1 Anonymous July 22, 2005 at 6:13 pm

I guess we need to know more facts in the case to see if his health is actually “at great risk.”

This is an incredibly unfortunate story, if Dr. Heymann really did spend considerable time and effort trying to find the needle but I think it qualifies as malpractice.

I’m unsure why he wasn’t up front with the patient concerning the potential that there was a needle inside of him and if he was does this damage the claim that good patient communication helps defer potential lawsuits?

2 Anonymous July 23, 2005 at 10:21 pm

I completely sympathize with this doctor and the patient. The simple fact is that needles break, and sometimes at the worst possible times in the most difficult to reach places. And sometimes they simply can’t be found, despite diligent efforts to look for them, including radiographically.

This is a complication of surgery. The doctor has to do his best to look, that is to be expected, as long as the searching does no additional harm. I do not think, as the poster above and the misguided jury thought, that this makes for malpractice. Telling the patient is prudent, but is irrelevant to the issue of malpractice.

3 Anonymous July 24, 2005 at 4:08 am

Unbelievable. A fragment of a surgical grade needle in the liver, and this guy thinks it is “killing” him.

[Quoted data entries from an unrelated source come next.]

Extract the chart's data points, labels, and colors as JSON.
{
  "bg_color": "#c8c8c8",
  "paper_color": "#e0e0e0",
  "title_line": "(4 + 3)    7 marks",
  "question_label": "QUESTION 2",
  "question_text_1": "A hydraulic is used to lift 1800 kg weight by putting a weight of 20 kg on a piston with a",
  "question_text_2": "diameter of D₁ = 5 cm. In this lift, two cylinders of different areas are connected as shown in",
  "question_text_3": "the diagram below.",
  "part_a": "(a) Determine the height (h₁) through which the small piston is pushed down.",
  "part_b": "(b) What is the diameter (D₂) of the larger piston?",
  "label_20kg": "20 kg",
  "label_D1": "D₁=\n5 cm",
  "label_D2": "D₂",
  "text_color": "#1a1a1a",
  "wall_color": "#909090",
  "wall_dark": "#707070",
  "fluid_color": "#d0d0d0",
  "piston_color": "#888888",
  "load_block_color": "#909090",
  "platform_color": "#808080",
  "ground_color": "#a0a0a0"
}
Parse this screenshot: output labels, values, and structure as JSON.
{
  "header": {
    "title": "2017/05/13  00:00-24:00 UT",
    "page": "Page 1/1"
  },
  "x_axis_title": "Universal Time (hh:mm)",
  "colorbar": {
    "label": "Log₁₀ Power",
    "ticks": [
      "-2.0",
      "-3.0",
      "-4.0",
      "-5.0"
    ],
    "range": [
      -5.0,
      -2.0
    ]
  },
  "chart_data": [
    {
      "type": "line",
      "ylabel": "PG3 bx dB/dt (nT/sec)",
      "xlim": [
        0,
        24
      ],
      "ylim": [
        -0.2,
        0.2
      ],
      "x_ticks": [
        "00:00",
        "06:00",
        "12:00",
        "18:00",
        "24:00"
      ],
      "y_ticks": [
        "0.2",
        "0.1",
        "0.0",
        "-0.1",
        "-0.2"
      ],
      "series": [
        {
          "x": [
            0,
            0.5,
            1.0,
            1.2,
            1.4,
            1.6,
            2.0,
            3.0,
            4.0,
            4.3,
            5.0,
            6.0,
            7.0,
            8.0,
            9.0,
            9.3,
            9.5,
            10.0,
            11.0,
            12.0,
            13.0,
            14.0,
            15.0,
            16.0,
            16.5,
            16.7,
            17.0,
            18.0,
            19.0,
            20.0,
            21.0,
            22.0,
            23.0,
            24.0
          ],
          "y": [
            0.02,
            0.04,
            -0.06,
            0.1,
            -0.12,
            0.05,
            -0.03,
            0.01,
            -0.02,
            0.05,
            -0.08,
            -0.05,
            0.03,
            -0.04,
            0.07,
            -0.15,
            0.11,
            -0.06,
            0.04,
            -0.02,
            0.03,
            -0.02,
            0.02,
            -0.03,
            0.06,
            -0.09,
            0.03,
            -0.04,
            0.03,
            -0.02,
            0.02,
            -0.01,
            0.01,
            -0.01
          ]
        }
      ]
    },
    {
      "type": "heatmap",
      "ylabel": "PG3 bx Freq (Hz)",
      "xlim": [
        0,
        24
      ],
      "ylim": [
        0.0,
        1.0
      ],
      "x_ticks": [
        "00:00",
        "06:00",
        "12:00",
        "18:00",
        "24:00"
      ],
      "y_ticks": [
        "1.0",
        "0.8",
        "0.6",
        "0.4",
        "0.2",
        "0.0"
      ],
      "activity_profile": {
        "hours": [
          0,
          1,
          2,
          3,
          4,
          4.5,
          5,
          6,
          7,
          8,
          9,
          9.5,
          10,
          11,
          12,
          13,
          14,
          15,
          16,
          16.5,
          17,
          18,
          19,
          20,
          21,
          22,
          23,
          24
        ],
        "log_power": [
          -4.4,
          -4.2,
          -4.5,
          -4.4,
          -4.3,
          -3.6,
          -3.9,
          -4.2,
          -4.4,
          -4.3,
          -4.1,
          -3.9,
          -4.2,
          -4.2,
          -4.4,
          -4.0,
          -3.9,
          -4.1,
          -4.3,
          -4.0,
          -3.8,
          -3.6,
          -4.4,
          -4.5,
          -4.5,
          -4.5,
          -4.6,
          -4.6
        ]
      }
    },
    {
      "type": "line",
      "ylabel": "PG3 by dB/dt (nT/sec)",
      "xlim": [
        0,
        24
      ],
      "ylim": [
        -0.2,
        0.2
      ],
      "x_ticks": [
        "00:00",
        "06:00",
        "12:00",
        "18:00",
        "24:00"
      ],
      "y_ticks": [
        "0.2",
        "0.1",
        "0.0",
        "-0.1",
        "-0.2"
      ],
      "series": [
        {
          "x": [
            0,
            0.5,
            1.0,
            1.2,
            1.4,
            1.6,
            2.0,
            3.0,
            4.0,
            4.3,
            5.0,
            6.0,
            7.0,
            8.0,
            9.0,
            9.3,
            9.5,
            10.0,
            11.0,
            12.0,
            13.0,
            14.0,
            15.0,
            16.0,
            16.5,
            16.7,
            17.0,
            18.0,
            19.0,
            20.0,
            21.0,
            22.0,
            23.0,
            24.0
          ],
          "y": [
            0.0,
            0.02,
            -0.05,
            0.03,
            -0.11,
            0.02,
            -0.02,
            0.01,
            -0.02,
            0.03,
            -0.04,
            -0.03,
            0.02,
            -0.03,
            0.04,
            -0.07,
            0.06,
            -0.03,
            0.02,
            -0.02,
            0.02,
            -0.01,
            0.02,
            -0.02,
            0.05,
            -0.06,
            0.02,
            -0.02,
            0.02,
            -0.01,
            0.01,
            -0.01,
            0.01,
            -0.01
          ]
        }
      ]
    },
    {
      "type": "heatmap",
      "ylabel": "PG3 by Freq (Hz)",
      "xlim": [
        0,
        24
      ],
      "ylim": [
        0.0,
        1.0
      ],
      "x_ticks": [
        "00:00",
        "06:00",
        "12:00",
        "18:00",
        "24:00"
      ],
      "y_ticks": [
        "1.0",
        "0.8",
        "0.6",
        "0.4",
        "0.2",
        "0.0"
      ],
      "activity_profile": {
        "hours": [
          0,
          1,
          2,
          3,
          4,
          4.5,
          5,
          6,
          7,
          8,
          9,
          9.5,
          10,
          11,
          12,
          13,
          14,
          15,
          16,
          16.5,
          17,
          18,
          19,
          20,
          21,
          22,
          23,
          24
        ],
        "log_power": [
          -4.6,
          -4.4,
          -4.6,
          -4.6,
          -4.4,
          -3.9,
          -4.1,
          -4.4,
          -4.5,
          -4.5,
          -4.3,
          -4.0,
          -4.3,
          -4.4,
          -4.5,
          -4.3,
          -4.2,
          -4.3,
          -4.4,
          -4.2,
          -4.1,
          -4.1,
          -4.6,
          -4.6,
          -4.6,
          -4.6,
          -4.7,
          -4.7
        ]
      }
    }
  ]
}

A doctor should ony be blamed (ie. found to be at fault) for something if he clearly could do the procedure or test another way that would have prevented the mishap, or if he did something not supported by the literature and which then caused harm.

There is little any doctor can do to prevent needles breaking (except to stop being a doctor/surgeon). This doc did everything humanly possible to try and rectify the complication – he searched for hours, and even called another doc to help search. Exactly what could he have done differently? Turn into a god and locate the needle psychokinetically?

It’s a known complication of surgery that occurs in the best hands, no matter what.

If a patient can’t live with the risks that any procedure brings with it, he shouldn’t expect it’s benefits. Stay home with your hernia.

In a saner world, a no fault system will compensate these patients a reasonable sum for such unavoidable complications. But in this world, somone has to be found “guilty” of wrongdoing. So they pile on the innocent party: the doc.

PS. To the first anonymous: why are you saying the doc never informed the patient? There’s absolutely no impression given in the article that that is what happened. In fact, everything suggests the exact opposite: a surgical grade needle is stuck in liver parenchyma is so unlikely to cause problems that he could not possibly have known unless his doc told him it happened, no?